245 847 : c’est le nombre de médecins en activité inscrits au tableau de l’Ordre des médecins au 1er janvier 2026.

Evolution de l’effectif des médecins en activité depuis 2010

Source : Atlas de la démographie médicale en France – situation au 1er janvier 2026, Conseil national de l’ordre des médecins – CNOM, mars 2026

L’effectif de médecins en activité connaît une augmentation de 1,9 % par rapport à 2025, soit au total une hausse de 14 % depuis 2010. Pourtant, cette progression masque des inégalités territoriales importantes qui persistent. Les départements abritant les grandes villes et ceux situés sur les littoraux ou aux frontières concentrent les densités les plus élevées : Paris enregistre 917,8 médecins pour 100 000 habitants, contre seulement 175,2 pour l’Ain ou 176,3 pour l’Eure. Certains territoires voient même leur situation se dégrader depuis 2010 : la Creuse a perdu 14,1 % de densité médicale en seize ans, le Cher 14 %. Le Centre-Val-de-Loire reste la région la moins dotée de métropole avec 266,1 médecins pour 100 000 habitants, loin derrière la Provence-Alpes-Côte d’Azur (432,1) ou l’Île-de-France (396,1). Autrement dit, là où la population vieillit souvent le plus vite, les médecins sont aussi les moins nombreux.

L’année 2026 marque un tournant dans la profession : pour la première fois, les femmes sont plus nombreuses que les hommes parmi les médecins en activité, avec 124 155 femmes pour 121 691 hommes, soit 50,5 % des effectifs. En 2010, elles ne représentaient que 40,1 %. Cette féminisation est généralisée à l’ensemble du territoire, mais reste inégale selon les départements : l’Isère, la Savoie, la Loire-Atlantique et les Hauts-de-Seine affichent des taux de féminisation allant jusqu’à 58,3 %, tandis que la Guyane, la Nièvre ou la Haute-Marne comptent toujours plus d’hommes que de femmes.

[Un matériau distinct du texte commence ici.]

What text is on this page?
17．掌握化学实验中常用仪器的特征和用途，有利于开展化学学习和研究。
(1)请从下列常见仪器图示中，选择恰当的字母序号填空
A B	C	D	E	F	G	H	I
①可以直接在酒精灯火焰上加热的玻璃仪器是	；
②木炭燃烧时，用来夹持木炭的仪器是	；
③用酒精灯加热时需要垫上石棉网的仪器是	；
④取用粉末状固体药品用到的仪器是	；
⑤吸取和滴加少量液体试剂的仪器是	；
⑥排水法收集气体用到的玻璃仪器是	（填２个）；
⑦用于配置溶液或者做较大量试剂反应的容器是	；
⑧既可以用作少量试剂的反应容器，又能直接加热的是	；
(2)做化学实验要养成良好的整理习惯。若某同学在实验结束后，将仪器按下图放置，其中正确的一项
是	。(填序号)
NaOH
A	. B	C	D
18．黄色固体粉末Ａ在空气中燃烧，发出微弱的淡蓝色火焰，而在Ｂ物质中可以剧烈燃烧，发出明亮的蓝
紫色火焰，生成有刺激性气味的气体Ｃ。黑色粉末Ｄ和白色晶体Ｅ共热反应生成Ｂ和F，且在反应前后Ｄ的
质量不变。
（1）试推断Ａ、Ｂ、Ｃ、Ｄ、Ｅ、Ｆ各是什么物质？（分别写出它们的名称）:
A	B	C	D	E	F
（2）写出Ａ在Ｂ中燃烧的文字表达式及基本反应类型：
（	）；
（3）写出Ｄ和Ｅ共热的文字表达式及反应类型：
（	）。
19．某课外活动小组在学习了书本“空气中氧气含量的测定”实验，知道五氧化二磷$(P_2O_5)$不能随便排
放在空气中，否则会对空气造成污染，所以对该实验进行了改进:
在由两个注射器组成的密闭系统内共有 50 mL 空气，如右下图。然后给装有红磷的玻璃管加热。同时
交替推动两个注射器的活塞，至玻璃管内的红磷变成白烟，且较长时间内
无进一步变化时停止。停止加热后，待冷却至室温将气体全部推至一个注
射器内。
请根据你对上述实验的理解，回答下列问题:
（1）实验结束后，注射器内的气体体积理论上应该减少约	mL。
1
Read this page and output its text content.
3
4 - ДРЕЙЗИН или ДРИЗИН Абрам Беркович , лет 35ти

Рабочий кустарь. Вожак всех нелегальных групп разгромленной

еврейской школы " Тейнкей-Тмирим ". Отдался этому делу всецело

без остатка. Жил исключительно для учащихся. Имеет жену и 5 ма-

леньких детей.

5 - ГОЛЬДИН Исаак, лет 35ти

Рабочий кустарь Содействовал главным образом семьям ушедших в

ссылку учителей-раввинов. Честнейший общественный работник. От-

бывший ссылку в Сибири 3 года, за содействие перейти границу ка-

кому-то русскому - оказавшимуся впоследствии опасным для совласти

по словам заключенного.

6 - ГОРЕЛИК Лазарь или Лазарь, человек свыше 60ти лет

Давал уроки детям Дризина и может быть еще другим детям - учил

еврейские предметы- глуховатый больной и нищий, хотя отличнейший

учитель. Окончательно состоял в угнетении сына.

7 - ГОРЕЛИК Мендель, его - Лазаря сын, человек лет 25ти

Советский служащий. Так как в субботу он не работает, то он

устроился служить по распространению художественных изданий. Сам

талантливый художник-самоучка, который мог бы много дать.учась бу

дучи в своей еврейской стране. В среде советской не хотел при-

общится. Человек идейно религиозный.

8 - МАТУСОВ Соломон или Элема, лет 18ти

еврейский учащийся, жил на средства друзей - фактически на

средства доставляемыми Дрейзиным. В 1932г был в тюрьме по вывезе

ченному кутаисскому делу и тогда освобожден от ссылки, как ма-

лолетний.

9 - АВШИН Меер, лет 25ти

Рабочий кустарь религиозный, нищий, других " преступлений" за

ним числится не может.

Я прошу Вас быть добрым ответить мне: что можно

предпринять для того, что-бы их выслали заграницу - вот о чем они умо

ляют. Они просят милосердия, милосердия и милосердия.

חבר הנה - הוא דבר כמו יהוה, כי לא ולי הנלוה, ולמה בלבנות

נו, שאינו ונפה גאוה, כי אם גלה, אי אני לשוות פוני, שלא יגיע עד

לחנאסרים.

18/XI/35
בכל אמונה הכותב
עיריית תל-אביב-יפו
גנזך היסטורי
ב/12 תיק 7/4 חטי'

Les engagements de la Mutualité Française

Pour faire face aux inégalités liées à la démographie médicale, la Mutualité Française soutient notamment le développement d’espaces de santé pluriprofessionnels, comme les Communautés professionnelles territoriales de santé (CPTS), qui favorisent la coopération entre médecins de ville, spécialistes, établissements de santé et acteurs médico-sociaux. Elle plaide également pour un renforcement du partage de compétences entre professionnels de santé, en s’appuyant sur les compétences de certaines professions, dont le maillage territorial peut compenser partiellement le manque de médecins dans les zones sous-dotées.